Az sayıda bir ekiple, çok titiz bir çalışmayla, Egebank'ın nasıl hortumlandığını, soygun çetesini, işleyişi belgeleriyle ortaya koydular. Malum Aile'nin, Egebank'a el konulmadan bir gün önce Banka'daki paralarını nasıl çektiği skandalını da yine bu sütunda okumuştunuz!
Hal böyle olunca, arı kovanına çomak sokulunca baskılar oluyordu. Eee haliyle manevi olarak yıpranıyorlardı. Etkili, yetkili yerlerden gelen baskılara da dayanmak o kadar kolay olmasa gerek!
Bir de sanırım ‘‘soruşturmalarda gidilmesi gereken yerlere gitmekte’’ umutsuzluk mu istifaları getiriyor diye düşünmeden edemiyorum.

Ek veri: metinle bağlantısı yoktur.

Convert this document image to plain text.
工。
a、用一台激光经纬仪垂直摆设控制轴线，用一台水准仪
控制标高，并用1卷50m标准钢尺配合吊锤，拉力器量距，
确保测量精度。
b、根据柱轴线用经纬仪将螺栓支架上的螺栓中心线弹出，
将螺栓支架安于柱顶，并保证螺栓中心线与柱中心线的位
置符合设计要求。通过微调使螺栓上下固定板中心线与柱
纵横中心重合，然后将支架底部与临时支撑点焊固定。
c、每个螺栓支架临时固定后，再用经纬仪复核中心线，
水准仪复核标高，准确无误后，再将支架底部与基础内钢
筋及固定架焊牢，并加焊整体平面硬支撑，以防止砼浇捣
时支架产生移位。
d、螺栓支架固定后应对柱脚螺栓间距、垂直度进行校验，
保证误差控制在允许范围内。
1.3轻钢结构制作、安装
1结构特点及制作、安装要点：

Bankacılık Düzenleme Denetleme Kurulu Başkanı Zekeriya Temizel, Mehmet Tural'ın istifasını durdurabilirdi. Veya Fon'daki bankaların yeni yönetimi. Niçin engellemediler? Bilemiyorum açıkçası...
Neyse,
‘Kasırga Operasyonu’ diye isimlendirilen bankalar operasyonunda başından beri, sizlerin de bizlerin de çok önemsediği bir konunun ısrarlı takipçisi olduk. Olmaya da devam edeceğiz.

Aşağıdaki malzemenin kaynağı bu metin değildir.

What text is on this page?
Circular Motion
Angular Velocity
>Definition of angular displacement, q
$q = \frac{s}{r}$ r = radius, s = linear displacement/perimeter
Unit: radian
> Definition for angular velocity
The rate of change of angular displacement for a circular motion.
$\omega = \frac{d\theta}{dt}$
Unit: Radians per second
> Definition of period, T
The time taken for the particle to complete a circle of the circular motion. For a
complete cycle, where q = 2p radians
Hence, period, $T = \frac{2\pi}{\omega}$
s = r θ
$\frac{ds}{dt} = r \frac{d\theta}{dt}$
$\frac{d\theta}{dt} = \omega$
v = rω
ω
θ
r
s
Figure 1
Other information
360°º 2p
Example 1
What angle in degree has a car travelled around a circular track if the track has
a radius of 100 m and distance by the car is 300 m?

Soygunların üç perdelik bir oyun olduğu. Üç bacağı bulunduğu. Yani politikacı-bürokrat-işadamı. Biri el vermeden veya gözyummadan, çıkar gözetmeden soygun tamamına erdirilemez diye.
Bu üç perdelik oyunun tek perdesiyle kalmak istemiyoruz dedik. Amma velakin yukarılara doğru gitmek zora giriyor.

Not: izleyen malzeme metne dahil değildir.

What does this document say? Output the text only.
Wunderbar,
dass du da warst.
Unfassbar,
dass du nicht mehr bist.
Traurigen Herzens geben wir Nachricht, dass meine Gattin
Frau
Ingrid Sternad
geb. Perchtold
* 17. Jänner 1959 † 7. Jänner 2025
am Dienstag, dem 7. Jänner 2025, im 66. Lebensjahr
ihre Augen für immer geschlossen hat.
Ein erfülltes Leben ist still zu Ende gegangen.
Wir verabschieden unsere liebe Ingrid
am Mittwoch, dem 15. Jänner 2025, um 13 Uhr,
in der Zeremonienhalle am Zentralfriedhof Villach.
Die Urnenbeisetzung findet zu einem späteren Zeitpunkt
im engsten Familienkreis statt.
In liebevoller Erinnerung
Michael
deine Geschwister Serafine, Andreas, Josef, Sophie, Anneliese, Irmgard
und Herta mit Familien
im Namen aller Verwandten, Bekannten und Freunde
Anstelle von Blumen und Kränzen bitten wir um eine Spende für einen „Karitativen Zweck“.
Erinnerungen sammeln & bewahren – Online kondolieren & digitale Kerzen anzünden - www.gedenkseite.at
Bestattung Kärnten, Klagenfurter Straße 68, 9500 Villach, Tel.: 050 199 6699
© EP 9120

Bakıyorsunuz ki bir yerlere(!) yaklaşılınca hemen ortalık karışıyor, neredeyse ülkede rejim bunalımı çıkartılıyor!
Gideceği yer
SUSURLUK olayından beri duyarız. Ülkeyi idare edenler, siyasi iktidar sahipleri, ‘‘Her şey sonuna kadar gidecek, gideceği yere kadar gidecek’’ demeçleri, mesajları veriyorlar.
Kasırga Operasyonu'nda, diğer operasyonlarda, en son ‘Beyaz Enerji’ adı verilen operasyonda da aynı güzel, umut verici demeçler patlatılıyor!
Hepimiz temizliğin lafla olamayacağını biliyoruz.
Çamurlu derede yürüyenlerin paçalarına çamur bulaşır, bu kaçınılmaz. Ya paçanı sıvayacaksın, ya çamuru kurutacaksın öyle değil mi?
Büyüklerimizin dediği gibi gideceği yere kadar gitmesini istiyoruz da bunu yapacak olanlar aynı zamanda o lafları edenler. Sadece bir iki bürokrat ve bir Bakan'ın çabasıyla olacak iş mi?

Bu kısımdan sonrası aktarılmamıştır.